Asylum Seekers Sent to Detention Entitled to Severance Pay

Decision affects large majority of Eritrean and Sudanese asylum seekers who hold temporary resident permits that prohibit them from working.

Eliyahu Hershkowitz

The Finance Ministry has determined that asylum seekers who leave jobs in Israel to emigrate or report to the Holot detention facility are entitled to severance pay.

Attorney Iris Maayan, the Finance Ministry’s expert on asylum seekers’ labor rights, wrote, “An individual who infiltrated into Israel, lived here and worked here with a temporary residence permit that did not allow him to work, but eventually ceased working due to leaving the country of his own accord or being order to Holot until choosing to leave Israel — such a person is entitled to severance pay.”

The decision affects the large majority of Eritrean and Sudanese asylum seekers who hold temporary resident permits that prohibit them from working. The government committed before the Supreme Court not to enforce the prohibition to allow the asylum seekers to make a living while receiving collective protection in Israel. But many employers take advantage of the asylum seekers’ unclear status, withholding basic rights, including severance pay.

Maayan wrote that her position is based on “basic norms of law and case law.” She added that the term “dismissed” can be interpreted to include cessation of employment due to circumstance in which an employee is ordered to leave the country and that asylum seekers are entitled to receive any pension funds they have accumulated before leaving the country.

“It’s not unnecessary to point out that this practice — forcing employers to pay their employees after termination of foreign workers that does not stem from the workers’ interest, but rather the state’s interest, is recognized by the Supreme Court and other rulings,” wrote Maayan.
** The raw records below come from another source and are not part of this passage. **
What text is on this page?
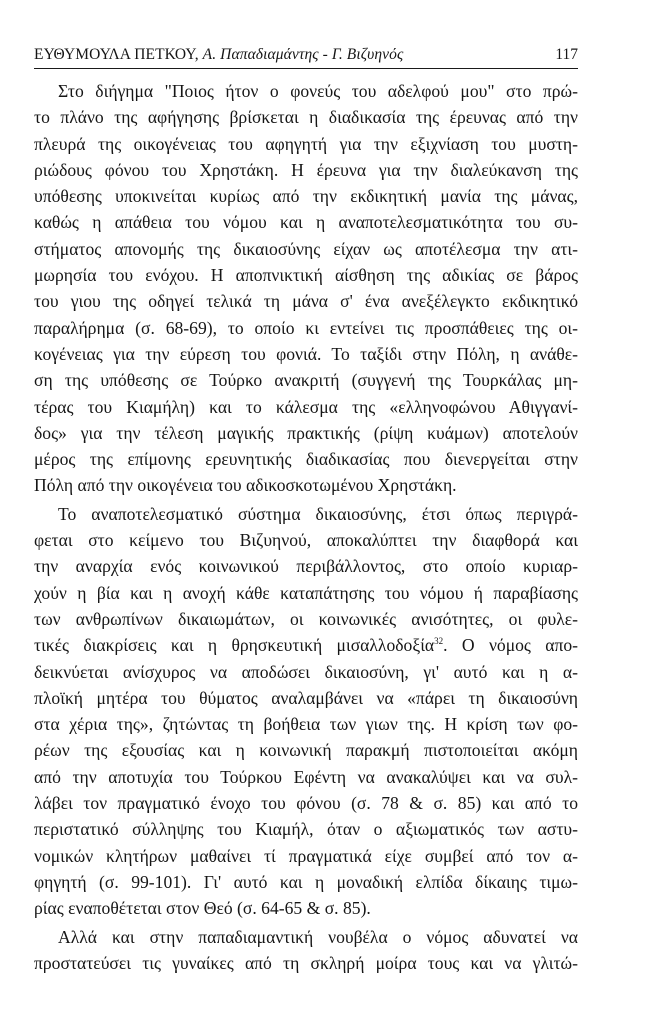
ΕΥΘΥΜΟΥΛΑ ΠΕΤΚΟΥ, Α. Παπαδιαμάντης - Γ. Βιζυηνός	117
Στο διήγημα "Ποιος ήτον ο φονεύς του αδελφού μου" στο πρώ-
το πλάνο της αφήγησης βρίσκεται η διαδικασία της έρευνας από την
πλευρά της οικογένειας του αφηγητή για την εξιχνίαση του μυστη-
ριώδους φόνου του Χρηστάκη. Η έρευνα για την διαλεύκανση της
υπόθεσης υποκινείται κυρίως από την εκδικητική μανία της μάνας,
καθώς η απάθεια του νόμου και η αναποτελεσματικότητα του συ-
στήματος απονομής της δικαιοσύνης είχαν ως αποτέλεσμα την ατι-
μωρησία του ενόχου. Η αποπνικτική αίσθηση της αδικίας σε βάρος
του γιου της οδηγεί τελικά τη μάνα σ' ένα ανεξέλεγκτο εκδικητικό
παραλήρημα (σ. 68-69), το οποίο κι εντείνει τις προσπάθειες της οι-
κογένειας για την εύρεση του φονιά. Το ταξίδι στην Πόλη, η ανάθε-
ση της υπόθεσης σε Τούρκο ανακριτή (συγγενή της Τουρκάλας μη-
τέρας του Κιαμήλη) και το κάλεσμα της «ελληνοφώνου Αθιγγανί-
δος» για την τέλεση μαγικής πρακτικής (ρίψη κυάμων) αποτελούν
μέρος της επίμονης ερευνητικής διαδικασίας που διενεργείται στην
Πόλη από την οικογένεια του αδικοσκοτωμένου Χρηστάκη.
Το αναποτελεσματικό σύστημα δικαιοσύνης, έτσι όπως περιγρά-
φεται στο κείμενο του Βιζυηνού, αποκαλύπτει την διαφθορά και
την αναρχία ενός κοινωνικού περιβάλλοντος, στο οποίο κυριαρ-
χούν η βία και η ανοχή κάθε καταπάτησης του νόμου ή παραβίασης
των ανθρωπίνων δικαιωμάτων, οι κοινωνικές ανισότητες, οι φυλε-
τικές διακρίσεις και η θρησκευτική μισαλλοδοξία$^{32}$. Ο νόμος απο-
δεικνύεται ανίσχυρος να αποδώσει δικαιοσύνη, γι' αυτό και η α-
πλοϊκή μητέρα του θύματος αναλαμβάνει να «πάρει τη δικαιοσύνη
στα χέρια της», ζητώντας τη βοήθεια των γιων της. Η κρίση των φο-
ρέων της εξουσίας και η κοινωνική παρακμή πιστοποιείται ακόμη
από την αποτυχία του Τούρκου Εφέντη να ανακαλύψει και να συλ-
λάβει τον πραγματικό ένοχο του φόνου (σ. 78 & σ. 85) και από το
περιστατικό σύλληψης του Κιαμήλ, όταν ο αξιωματικός των αστυ-
νομικών κλητήρων μαθαίνει τί πραγματικά είχε συμβεί από τον α-
φηγητή (σ. 99-101). Γι' αυτό και η μοναδική ελπίδα δίκαιης τιμω-
ρίας εναποθέτεται στον Θεό (σ. 64-65 & σ. 85).
Αλλά και στην παπαδιαμαντική νουβέλα ο νόμος αδυνατεί να
προστατεύσει τις γυναίκες από τη σκληρή μοίρα τους και να γλιτώ-
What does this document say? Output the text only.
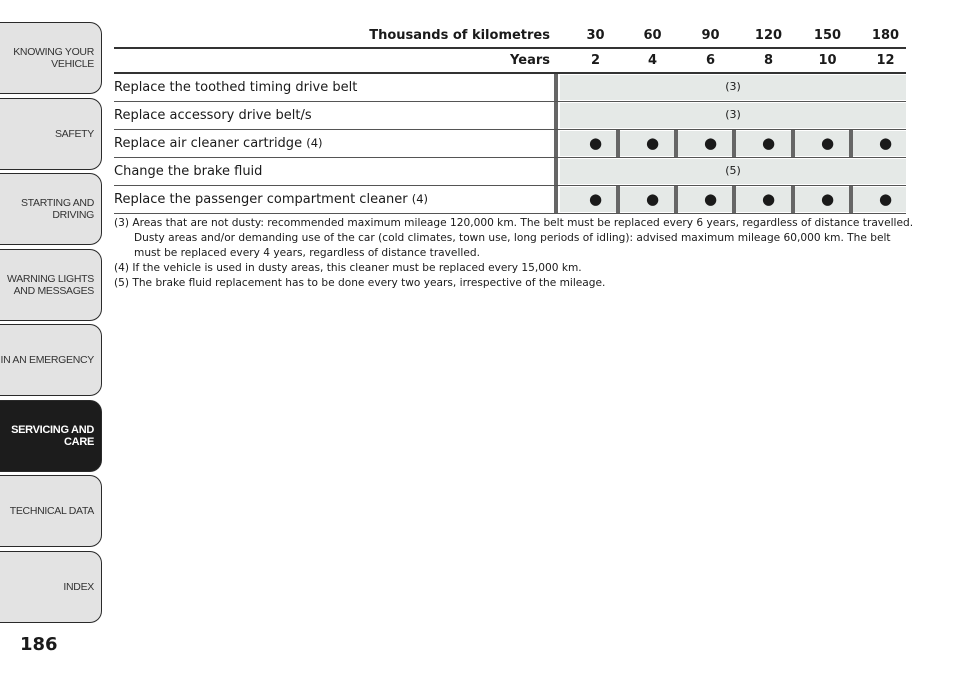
KNOWING YOUR
VEHICLE
SAFETY
STARTING AND
DRIVING
WARNING LIGHTS
AND MESSAGES
IN AN EMERGENCY
SERVICING AND
CARE
TECHNICAL DATA
INDEX
186
Thousands of kilometres	30	60	90	120	150	180
Years	2	4	6	8	10	12
Replace the toothed timing drive belt	(3)
Replace accessory drive belt/s	(3)
Replace air cleaner cartridge (4)	●	●	●	●	●	●
Change the brake fluid	(5)
Replace the passenger compartment cleaner (4)	●	●	●	●	●	●

(3) Areas that are not dusty: recommended maximum mileage 120,000 km. The belt must be replaced every 6 years, regardless of distance travelled. Dusty areas and/or demanding use of the car (cold climates, town use, long periods of idling): advised maximum mileage 60,000 km. The belt must be replaced every 4 years, regardless of distance travelled.

(4) If the vehicle is used in dusty areas, this cleaner must be replaced every 15,000 km.

(5) The brake fluid replacement has to be done every two years, irrespective of the mileage.
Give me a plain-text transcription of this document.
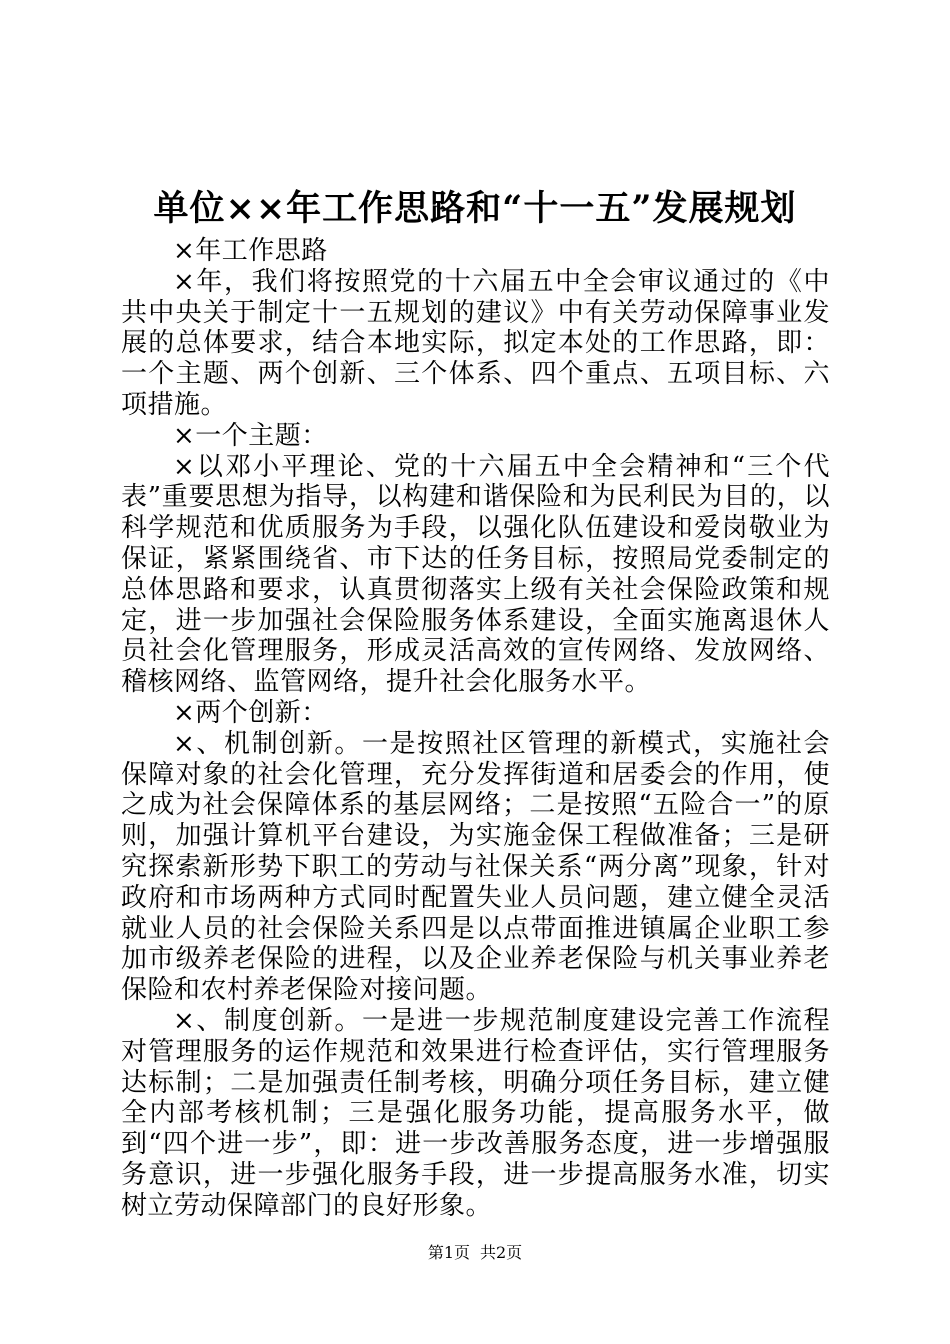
单位××年工作思路和“十一五”发展规划

×年工作思路

×年，我们将按照党的十六届五中全会审议通过的《中共中央关于制定十一五规划的建议》中有关劳动保障事业发展的总体要求，结合本地实际，拟定本处的工作思路，即：一个主题、两个创新、三个体系、四个重点、五项目标、六项措施。

×一个主题：

×以邓小平理论、党的十六届五中全会精神和“三个代表”重要思想为指导，以构建和谐保险和为民利民为目的，以科学规范和优质服务为手段，以强化队伍建设和爱岗敬业为保证，紧紧围绕省、市下达的任务目标，按照局党委制定的总体思路和要求，认真贯彻落实上级有关社会保险政策和规定，进一步加强社会保险服务体系建设，全面实施离退休人员社会化管理服务，形成灵活高效的宣传网络、发放网络、稽核网络、监管网络，提升社会化服务水平。

×两个创新：

×、机制创新。一是按照社区管理的新模式，实施社会保障对象的社会化管理，充分发挥街道和居委会的作用，使之成为社会保障体系的基层网络；二是按照“五险合一”的原则，加强计算机平台建设，为实施金保工程做准备；三是研究探索新形势下职工的劳动与社保关系“两分离”现象，针对政府和市场两种方式同时配置失业人员问题，建立健全灵活就业人员的社会保险关系四是以点带面推进镇属企业职工参加市级养老保险的进程，以及企业养老保险与机关事业养老保险和农村养老保险对接问题。

×、制度创新。一是进一步规范制度建设完善工作流程对管理服务的运作规范和效果进行检查评估，实行管理服务达标制；二是加强责任制考核，明确分项任务目标，建立健全内部考核机制；三是强化服务功能，提高服务水平，做到“四个进一步”，即：进一步改善服务态度，进一步增强服务意识，进一步强化服务手段，进一步提高服务水准，切实树立劳动保障部门的良好形象。

第1页 共2页
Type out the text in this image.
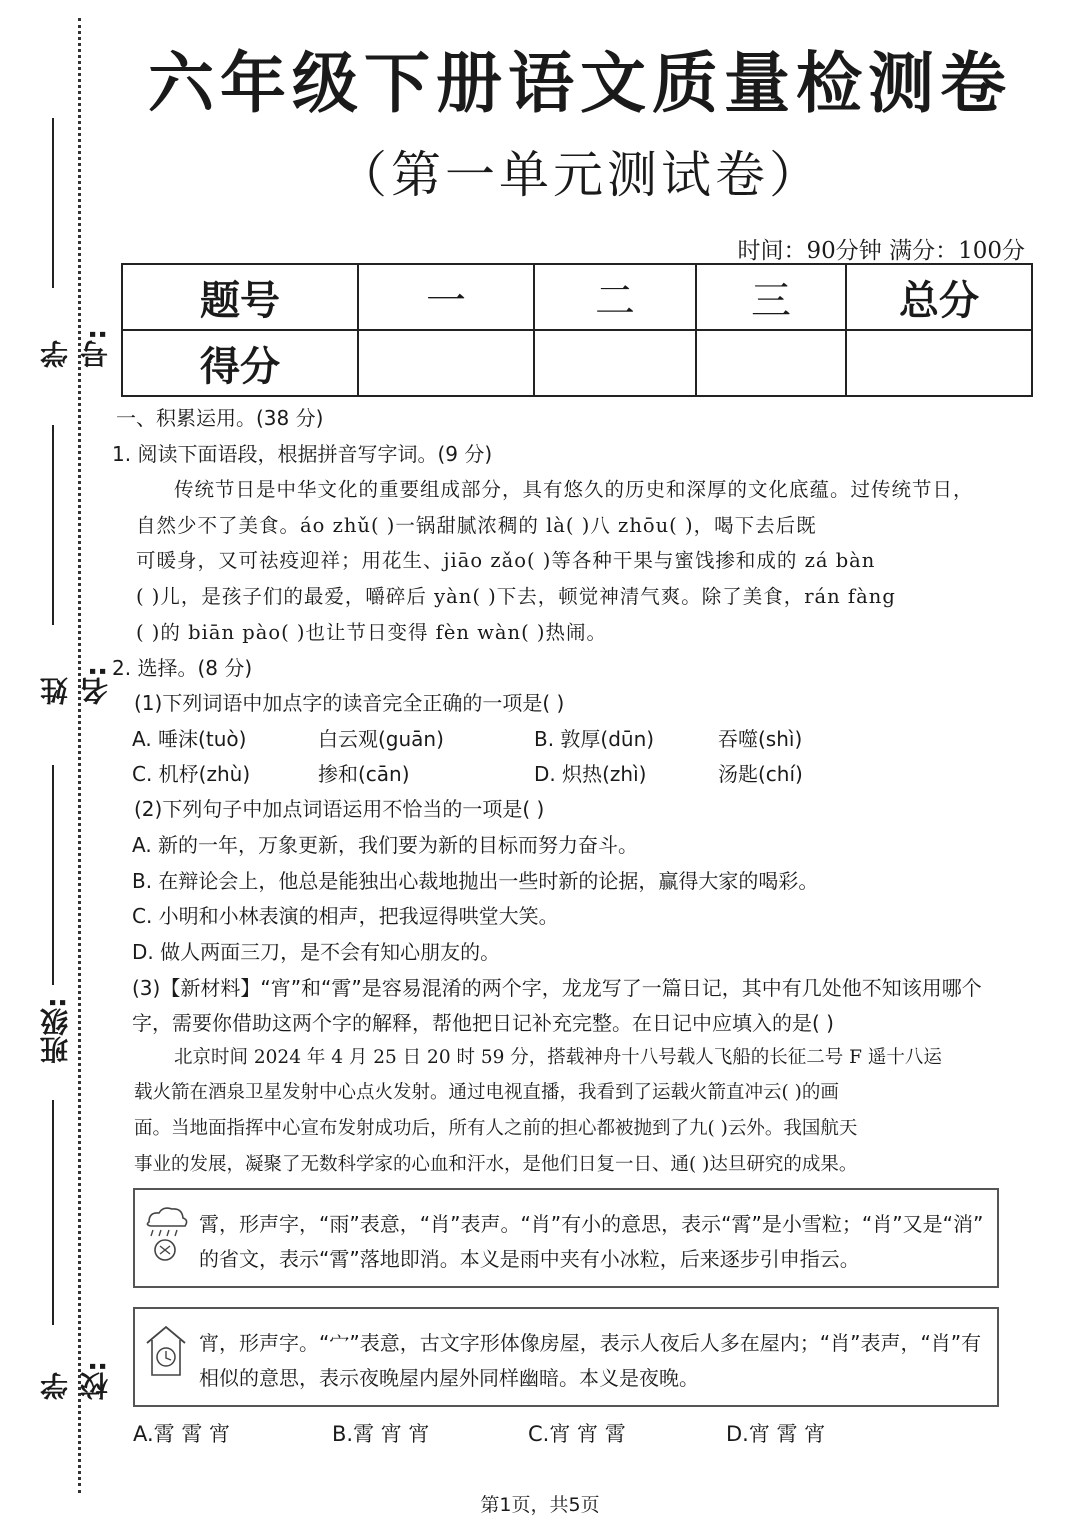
学号:
姓名:
班级:
学校:
六年级下册语文质量检测卷
（第一单元测试卷）
时间：90分钟 满分：100分
题号	一	二	三	总分
得分				
一、积累运用。(38 分)
1. 阅读下面语段，根据拼音写字词。(9 分)
传统节日是中华文化的重要组成部分，具有悠久的历史和深厚的文化底蕴。过传统节日，
自然少不了美食。áo zhǔ( )一锅甜腻浓稠的 là( )八 zhōu( )，喝下去后既
可暖身，又可祛疫迎祥；用花生、jiāo zǎo( )等各种干果与蜜饯掺和成的 zá bàn
( )儿，是孩子们的最爱，嚼碎后 yàn( )下去，顿觉神清气爽。除了美食，rán fàng
( )的 biān pào( )也让节日变得 fèn wàn( )热闹。
2. 选择。(8 分)
(1)下列词语中加点字的读音完全正确的一项是( )
A. 唾沫(tuò)	白云观(guān)	B. 敦厚(dūn)	吞噬(shì)
C. 机杼(zhù)	掺和(cān)	D. 炽热(zhì)	汤匙(chí)
(2)下列句子中加点词语运用不恰当的一项是( )
A. 新的一年，万象更新，我们要为新的目标而努力奋斗。
B. 在辩论会上，他总是能独出心裁地抛出一些时新的论据，赢得大家的喝彩。
C. 小明和小林表演的相声，把我逗得哄堂大笑。
D. 做人两面三刀，是不会有知心朋友的。
(3)【新材料】“宵”和“霄”是容易混淆的两个字，龙龙写了一篇日记，其中有几处他不知该用哪个
字，需要你借助这两个字的解释，帮他把日记补充完整。在日记中应填入的是( )
北京时间 2024 年 4 月 25 日 20 时 59 分，搭载神舟十八号载人飞船的长征二号 F 遥十八运
载火箭在酒泉卫星发射中心点火发射。通过电视直播，我看到了运载火箭直冲云( )的画
面。当地面指挥中心宣布发射成功后，所有人之前的担心都被抛到了九( )云外。我国航天
事业的发展，凝聚了无数科学家的心血和汗水，是他们日复一日、通( )达旦研究的成果。
霄，形声字，“雨”表意，“肖”表声。“肖”有小的意思，表示“霄”是小雪粒；“肖”又是“消”
的省文，表示“霄”落地即消。本义是雨中夹有小冰粒，后来逐步引申指云。
宵，形声字。“宀”表意，古文字形体像房屋，表示人夜后人多在屋内；“肖”表声，“肖”有
相似的意思，表示夜晚屋内屋外同样幽暗。本义是夜晚。
A.霄 霄 宵	B.霄 宵 宵	C.宵 宵 霄	D.宵 霄 宵
第1页，共5页
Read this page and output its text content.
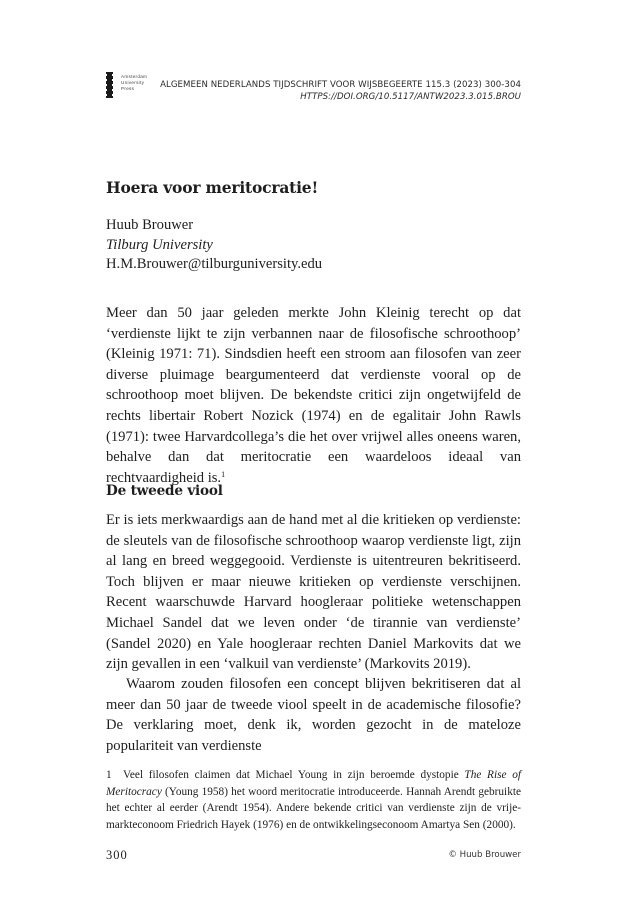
Amsterdam
University
Press	ALGEMEEN NEDERLANDS TIJDSCHRIFT VOOR WIJSBEGEERTE 115.3 (2023) 300-304
HTTPS://DOI.ORG/10.5117/ANTW2023.3.015.BROU
Hoera voor meritocratie!
Huub Brouwer
Tilburg University
H.M.Brouwer@tilburguniversity.edu

Meer dan 50 jaar geleden merkte John Kleinig terecht op dat ‘verdienste lijkt te zijn verbannen naar de filosofische schroothoop’ (Kleinig 1971: 71). Sindsdien heeft een stroom aan filosofen van zeer diverse pluimage beargumenteerd dat verdienste vooral op de schroothoop moet blijven. De bekendste critici zijn ongetwijfeld de rechts libertair Robert Nozick (1974) en de egalitair John Rawls (1971): twee Harvardcollega’s die het over vrijwel alles oneens waren, behalve dan dat meritocratie een waardeloos ideaal van rechtvaardigheid is.$^1$

De tweede viool

Er is iets merkwaardigs aan de hand met al die kritieken op verdienste: de sleutels van de filosofische schroothoop waarop verdienste ligt, zijn al lang en breed weggegooid. Verdienste is uitentreuren bekritiseerd. Toch blijven er maar nieuwe kritieken op verdienste verschijnen. Recent waarschuwde Harvard hoogleraar politieke wetenschappen Michael Sandel dat we leven onder ‘de tirannie van verdienste’ (Sandel 2020) en Yale hoogleraar rechten Daniel Markovits dat we zijn gevallen in een ‘valkuil van verdienste’ (Markovits 2019).

Waarom zouden filosofen een concept blijven bekritiseren dat al meer dan 50 jaar de tweede viool speelt in de academische filosofie? De verklaring moet, denk ik, worden gezocht in de mateloze populariteit van verdienste

1 Veel filosofen claimen dat Michael Young in zijn beroemde dystopie The Rise of Meritocracy (Young 1958) het woord meritocratie introduceerde. Hannah Arendt gebruikte het echter al eerder (Arendt 1954). Andere bekende critici van verdienste zijn de vrije-markteconoom Friedrich Hayek (1976) en de ontwikkelingseconoom Amartya Sen (2000).

300	© Huub Brouwer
Noa Kaufman, coordinator for refugees and asylum seekers at the Worker’s Hotline, praised the Finance Ministry’s decision, saying it is good news for the many asylum seekers who are forced to fight for their basic rights. “As far as I know, aside from the large hotels, no employer has paid severance pay to employees who were ordered to Holot. Employers would say, We didn’t fire the employee, he should turn to the government to get severance. We have hundreds of files of employees already at Holot. There have been cases in which we’ve succeeded to get severance, or partial severance, but many cases have been sent to the courts and are still being handled there. I hope this decision can help find a solution.”